Talk to your supervisor and to your tutor
Your tutor will have experience of advising students about their module selection and may be able to describe to you what sort of things to expect in particular module.
Your supervisor is likely to be someone who has recently taken optional modules decisions themselves so they are a great person to talk to for advice about this.
Advice specifically for Second Year Students.
Several maths modules are now cross-listed between years of study, year 2 and year 3 in this case. These modules are shown in the table below.
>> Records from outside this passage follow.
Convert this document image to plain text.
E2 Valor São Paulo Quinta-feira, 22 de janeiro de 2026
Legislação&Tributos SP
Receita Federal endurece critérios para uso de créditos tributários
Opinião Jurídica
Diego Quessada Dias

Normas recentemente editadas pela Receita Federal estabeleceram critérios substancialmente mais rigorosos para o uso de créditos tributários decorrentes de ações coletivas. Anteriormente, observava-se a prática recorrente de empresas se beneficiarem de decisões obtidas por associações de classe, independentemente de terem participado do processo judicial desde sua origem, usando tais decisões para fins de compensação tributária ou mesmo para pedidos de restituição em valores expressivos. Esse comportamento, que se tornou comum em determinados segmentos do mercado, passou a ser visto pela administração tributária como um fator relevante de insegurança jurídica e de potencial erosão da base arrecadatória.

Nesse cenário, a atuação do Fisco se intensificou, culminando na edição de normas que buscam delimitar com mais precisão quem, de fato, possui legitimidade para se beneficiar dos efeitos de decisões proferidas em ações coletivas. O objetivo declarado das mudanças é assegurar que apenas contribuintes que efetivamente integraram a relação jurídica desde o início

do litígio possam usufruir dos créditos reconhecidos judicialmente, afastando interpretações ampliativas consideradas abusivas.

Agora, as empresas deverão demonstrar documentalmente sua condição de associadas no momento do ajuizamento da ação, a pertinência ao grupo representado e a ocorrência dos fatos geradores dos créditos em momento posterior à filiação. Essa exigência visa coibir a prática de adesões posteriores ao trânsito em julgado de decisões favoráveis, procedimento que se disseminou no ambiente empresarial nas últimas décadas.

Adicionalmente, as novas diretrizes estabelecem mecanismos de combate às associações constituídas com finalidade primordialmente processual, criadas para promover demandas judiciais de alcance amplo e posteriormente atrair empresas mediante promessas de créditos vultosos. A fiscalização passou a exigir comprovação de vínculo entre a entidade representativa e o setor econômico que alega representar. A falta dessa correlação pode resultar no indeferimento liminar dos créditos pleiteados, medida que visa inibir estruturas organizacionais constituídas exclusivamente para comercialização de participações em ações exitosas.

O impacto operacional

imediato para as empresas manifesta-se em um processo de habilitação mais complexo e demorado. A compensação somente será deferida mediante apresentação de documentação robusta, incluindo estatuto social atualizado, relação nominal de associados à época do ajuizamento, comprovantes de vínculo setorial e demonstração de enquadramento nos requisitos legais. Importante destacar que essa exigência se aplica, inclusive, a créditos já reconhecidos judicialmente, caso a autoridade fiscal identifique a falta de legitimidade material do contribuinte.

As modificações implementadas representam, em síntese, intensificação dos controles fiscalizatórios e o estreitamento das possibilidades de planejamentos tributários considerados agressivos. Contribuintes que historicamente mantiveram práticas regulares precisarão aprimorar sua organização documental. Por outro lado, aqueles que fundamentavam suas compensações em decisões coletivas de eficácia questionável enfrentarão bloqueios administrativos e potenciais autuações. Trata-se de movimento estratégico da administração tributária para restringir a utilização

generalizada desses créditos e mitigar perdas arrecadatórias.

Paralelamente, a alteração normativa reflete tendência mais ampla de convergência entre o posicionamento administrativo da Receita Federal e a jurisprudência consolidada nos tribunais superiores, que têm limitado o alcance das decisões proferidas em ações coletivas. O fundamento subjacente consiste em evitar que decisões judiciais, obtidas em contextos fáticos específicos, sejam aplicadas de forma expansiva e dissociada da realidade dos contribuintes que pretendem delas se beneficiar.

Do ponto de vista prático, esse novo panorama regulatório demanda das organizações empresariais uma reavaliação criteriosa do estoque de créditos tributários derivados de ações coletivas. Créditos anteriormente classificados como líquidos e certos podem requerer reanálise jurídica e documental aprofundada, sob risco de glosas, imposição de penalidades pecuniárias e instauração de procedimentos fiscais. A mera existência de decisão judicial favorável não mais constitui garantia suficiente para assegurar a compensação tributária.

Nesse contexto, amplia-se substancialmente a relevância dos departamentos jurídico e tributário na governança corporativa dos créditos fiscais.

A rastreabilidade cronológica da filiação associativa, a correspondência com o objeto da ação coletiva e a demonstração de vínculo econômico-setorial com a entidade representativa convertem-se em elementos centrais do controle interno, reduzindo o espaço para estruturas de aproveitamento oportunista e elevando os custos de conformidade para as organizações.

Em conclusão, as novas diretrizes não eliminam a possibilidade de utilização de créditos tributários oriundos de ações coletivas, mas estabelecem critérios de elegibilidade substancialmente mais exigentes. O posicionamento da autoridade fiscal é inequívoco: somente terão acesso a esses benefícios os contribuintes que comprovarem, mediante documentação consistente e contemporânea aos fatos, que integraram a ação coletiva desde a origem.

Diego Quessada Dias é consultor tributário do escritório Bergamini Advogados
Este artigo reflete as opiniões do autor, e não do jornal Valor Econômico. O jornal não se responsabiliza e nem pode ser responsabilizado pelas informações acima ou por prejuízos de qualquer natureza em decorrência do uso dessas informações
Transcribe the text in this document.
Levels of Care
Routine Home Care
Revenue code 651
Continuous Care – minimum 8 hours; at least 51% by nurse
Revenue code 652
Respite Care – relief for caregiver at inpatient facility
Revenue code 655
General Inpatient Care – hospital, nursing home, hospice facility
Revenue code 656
| Module | Year 2 version, at FHEQ Level 5 | Year 3 version, with additional assessment, at FHEQ Level 6 |
|---|---|---|
| Combinatorics | MA241 | MA341 |
| Geometry | MA243 | MA343 |
| Combinatorial Optimisation | MA252 | MA352 |
| Theory of ODEs | MA254 | MA354 |
| Introduction to Number Theory | MA257 | MA357 |
| Asymptotics and Integral Transforms | MA269 | MA369 |
This mean that these modules appear in both the year 2 and the year 3 optional module lists. If you are considering taking any of these modules then you should also consider whether to take them in year 2 or year 3.
- You may wish to take such a module in year 2, as an FHEQ Level 5 module, if it is a prerequisite for a module you are likely to take later or in year 3.
- You may wish to take such a module in year 3, as FHEQ Level 6 module, to help you to meet the requirement to take and pass at least 90 CATS of FHEQ Level 6 modules during year 3.
Note that MA350 Partial Differential Equations is available for the first time from 24/25 as a FHEQ Level 6 module but this is only available to students who did not previously take MA265 Methods of Mathematical Modelling 3 in 23/24.
Finally, if your first year results were disappointing, care in choosing modules may help to turn a third class first year performance into a second class degree result. For example, if you are a G100 student, you could consider restricting your Maths to the Core/Optional Core/List A requirement (totalling to 75 CATS, see G100 Year 2 Specifications) and taking more outside options. Modules from Social Studies and Humanities usually produce marks that cluster more in the second class, so you are more likely to get a respectable mark from such options. Business Studies, Education, Law and Politics offer module options in the second year without prerequisites (some of these will need to be taken as Unusual Options, so being able to take them is not guaranteed).
Advice specifically for Third and Fourth Year Students
In induction sessions for third and fourth year students in September 2024, these module choice visualisations created by Andras Mathe were discussed. They display modules in year 3 and 4 (size of the circle is proportional to enrolment) and what modules normally taken together (width of the segment proportional to the size of the intersection of enrolments).
In order for the graphs to remain manageable only a limited number of lines per module have been plotted. Also modules with low enough enrolment have not been plotted.
Hopefully these will give you some idea of which modules work well together based on the decisions of previous students.